In Boeotië slaagden de Atheners terzelfder tijd erin het begin van een landimperium te verwerven. In 451 vC moest P. echter een wapenstilstand sluiten met Sparta, in 446 gevolgd door een vrede. Het landimperium was inmiddels al weer verloren gegaan. Athene heeft in feite nooit op gekund tegen de spartaanse hoplieten. De grote confrontatie vond plaats tijdens de peloponnesische oorlog (431-404 vC). Vrees van Sparta voor Athenes expansieve imperialisme zou de hoofdoorzaak van de oorlog geweest zijn. P. probeerde de oorlog nog wel te vermijden via diplomatiek optreden tijdens enkele, de oorlog uitlokkende, incidenten, maar piekerde er anderzijds niet over toe te geven aan Sparta's eisen. Pericles' strategie was tweeledig:
1. het platteland van Attica werd prijsgegeven aan de Spartanen, de boeren werden geëvacueerd binnen de vesting Athene-Piraeus en de voedselvoorziening werd op peil gehouden door aanvoer van graan over de door de atheense vloot beheerste zee;
2. met diezelfde vloot wilde hij Sparta door middel van korte raids in de Peloponnesus plaagstoten toebrengen.

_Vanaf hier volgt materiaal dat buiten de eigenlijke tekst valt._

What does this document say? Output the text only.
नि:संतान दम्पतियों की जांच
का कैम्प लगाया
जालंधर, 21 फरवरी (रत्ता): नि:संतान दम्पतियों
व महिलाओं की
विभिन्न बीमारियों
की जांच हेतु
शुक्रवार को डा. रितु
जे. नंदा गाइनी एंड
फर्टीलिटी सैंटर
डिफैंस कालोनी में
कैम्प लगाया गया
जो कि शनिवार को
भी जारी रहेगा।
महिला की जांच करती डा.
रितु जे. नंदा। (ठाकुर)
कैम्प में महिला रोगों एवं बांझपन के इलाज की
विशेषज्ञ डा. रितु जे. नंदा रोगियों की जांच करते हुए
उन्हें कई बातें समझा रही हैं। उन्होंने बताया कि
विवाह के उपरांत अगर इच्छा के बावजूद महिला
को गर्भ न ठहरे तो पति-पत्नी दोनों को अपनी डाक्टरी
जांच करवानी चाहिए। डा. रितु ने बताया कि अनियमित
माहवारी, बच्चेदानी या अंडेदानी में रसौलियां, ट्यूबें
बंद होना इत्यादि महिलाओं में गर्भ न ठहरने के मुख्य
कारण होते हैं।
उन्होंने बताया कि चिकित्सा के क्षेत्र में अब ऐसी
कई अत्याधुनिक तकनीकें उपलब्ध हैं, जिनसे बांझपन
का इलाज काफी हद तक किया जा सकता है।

Pericles' politieke leiderschap was gebaseerd enerzijds
op de bekleding van het ambt van strateeg,
van 443 tot 429 vC, waartoe de atheense volksvergadering
hem jaar in jaar uit verkoos, anderzijds op
zijn indrukwekkende persoonlijkheid en zijn retorisch
talent. Politieke tegenstand ondervond hij in
443 vC van Thucydides, de zoon van Melesias,
die de oligarchische oppositie trachtte te bundelen
tegen P., maar op diens instigatie zelf door
het ostracisme werd verbannen. Kritiek was er
ook op P. in verband met zijn persoonlijke kennissenkring.
Hij was bevriend met de natuurfilosoof
Anaxagoras,
met de sophist Protagoras en met
de beeldhouwer Phidias,
die o.a. het beeld van de
godin Athena in het Parthenon maakte. Zijn huwelijk
met de geëmancipeerde milesische schoonheid
Aspasia, voorafgegaan door de ontbinding van
het huwelijk met zijn atheense vrouw, deed Pericles'
image bij de doorsneeburger al evenmin goed. Nochtans
wist hij zijn privé-leven en zijn politieke leiderschap
wel zo gescheiden te houden dat hij nimmer
door de Atheners geostraciseerd is. In het
tweede jaar van de peloponnesische oorlog werd hij
van zijn functie als strateeg vervallen verklaard door
een door de spartaanse invallen in Attica zwaar
gefrustreerde atheense volksvergadering, maar reeds in
het volgende jaar werd hij weer verkozen. In
datzelfde jaar brak in het overvolle Athene echter een
pestepidemie uit, waaraan, naast duizenden andere
Atheners, ook P. bezweek.
Lit. Thucydides 1, 24 - 2. 65. Plutarchus' leven van P. F.
Miltner (PRE 19, 748-790). - A. R. Burn, P. and Athens
(London 1948). L. Homo, Périclès (Paris 1954).
F. Schachermeyr,
Perikles (Stuttgart 1969). J. Schwarze, Die Beurteilung
des Perikles durch die attische Komödie und ihre historische
und historiographische Bedeutung (München 1971). D. W.
Knight, The Foreign Policy of P., 446 to 431 BC (in Some
Studies in Athenian Politics in the Fifth Ccntury B.C.,
Wiesbaden 1970, 1-12). W. R. Connor, 7he New Politicians of
Fifth-Century Athens (Princeton 1971) 58-64, 119-128.